Aiken Symphony Orchestra’s debut deemed a success
From the Aiken Standard
Article by Stephanie Turner, photos by Heather Sargent
On Thursday, Sept. 17, Tom Hofstetter and Dr. Donald Portnoy’s longtime vision of the Aiken Symphony Orchestra finally became a reality.
“It was the end of a dream, and the beginning of something new,” said Hofstetter.
The USC Aiken Etherredge Center was almost full for the 7:30 p.m. Paremski Plays Tchaikovsky concert, presented by the Aiken Symphony Guild.
The crowd hushed as David Tavernier, president of the organizing committee, and Em Ligon, co-president of Aiken Symphony Guild, came on stage.
After their opening remarks, Aiken Mayor Fred Cavanaugh walked on stage, greeted by an applause, and read the City’s proclamation declaring Thursday to Wednesday Aiken Symphony Orchestra week, and encouraged the community’s support of the new endeavor.
After their exit, the 50-piece professional orchestra stood as concertmaster and first violinist Mary Lee Taylor Kinosian entered. She tuned the orchestra and then nodded to another musician, marking the entrance of Portnoy, the conductor.

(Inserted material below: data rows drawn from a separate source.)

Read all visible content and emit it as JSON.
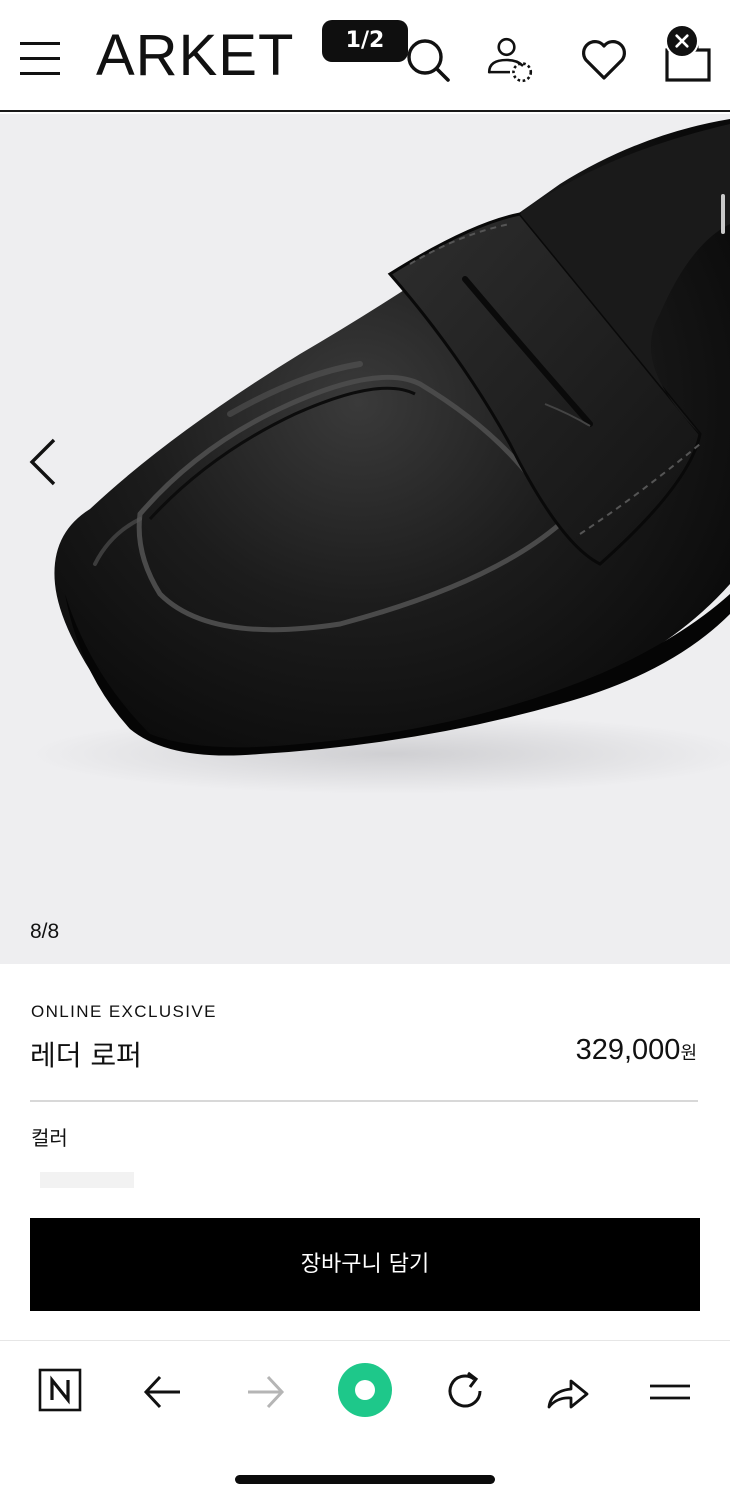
{
  "header": {
    "brand": "ARKET",
    "page_indicator": "1/2",
    "icons": [
      "menu-icon",
      "search-icon",
      "account-icon",
      "wishlist-icon",
      "bag-icon",
      "close-icon"
    ]
  },
  "gallery": {
    "counter": "8/8",
    "background": "#eeeef0"
  },
  "product": {
    "badge": "ONLINE EXCLUSIVE",
    "name": "레더 로퍼",
    "price_value": "329,000",
    "price_currency": "원",
    "color_label": "컬러",
    "add_to_cart_label": "장바구니 담기"
  },
  "browser_bar": {
    "icons": [
      "naver-icon",
      "back-icon",
      "forward-icon",
      "green-dot-icon",
      "refresh-icon",
      "share-icon",
      "menu-icon"
    ],
    "accent": "#1ec88a"
  }
}
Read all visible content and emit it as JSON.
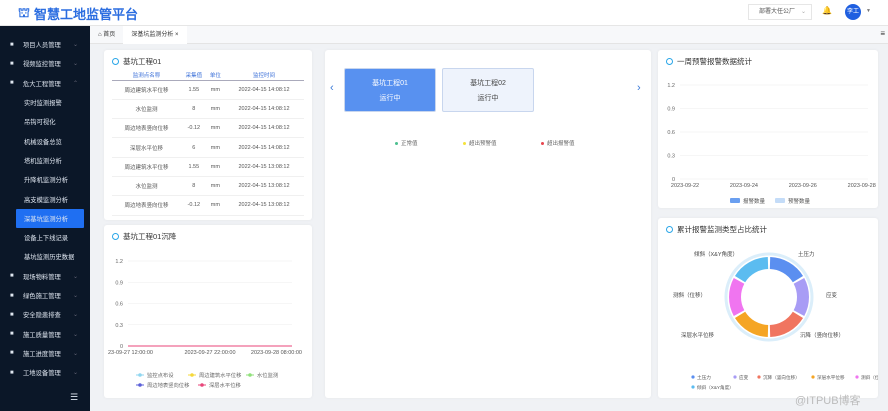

The presentation of the colors was followed by the orchestra playing Francis Scott Key’s “The Star-Spangled Banner,” which the audience sang.
After intermission, when the orchestra settled back into their positions, Russian pianist and the night’s soloist Natasha Paremski entered in a sequined gown and jeweled headband and took a spot she’s taken frequently since she was 4 – on the piano bench.
The concert concluded with a standing ovation, one so persistent that Portnoy and Paremski left and returned to the stage’s front multiple times.
“It couldn’t have gone better,” Paremski said. “The orchestra was exhilarating, and the audience was very enthusiastic. … I was honored to be a part of it.”
After Paremski went to the lobby and sold and signed some of her CDs, she ascended the stairs to a reception hosted by USCA Chancellor Dr. Sandra Jordan for Tim Simmons, for whom the concert was dedicated.
Simmons, who was being honored for his efforts in the arts and the Aiken community, was presented with the baton Portnoy used during the “The Star-Spangled Banner” and a certificate of appreciation.
“I was absolutely delighted,” Hofstetter said of the Aiken Symphony Orchestra’s inaugural concert. “The turnout was spectacular.”
The orchestra will perform at 3 p.m. Oct. 4 for the Aiken Symphony Guild’s Horses and Harmony event at Windswept Farm, 114 Larkspur Road, Wagener, and with the Beijing Guitar Duo at 7:30 p.m. Nov. 7 at the Etherredge Center, 471 University Parkway.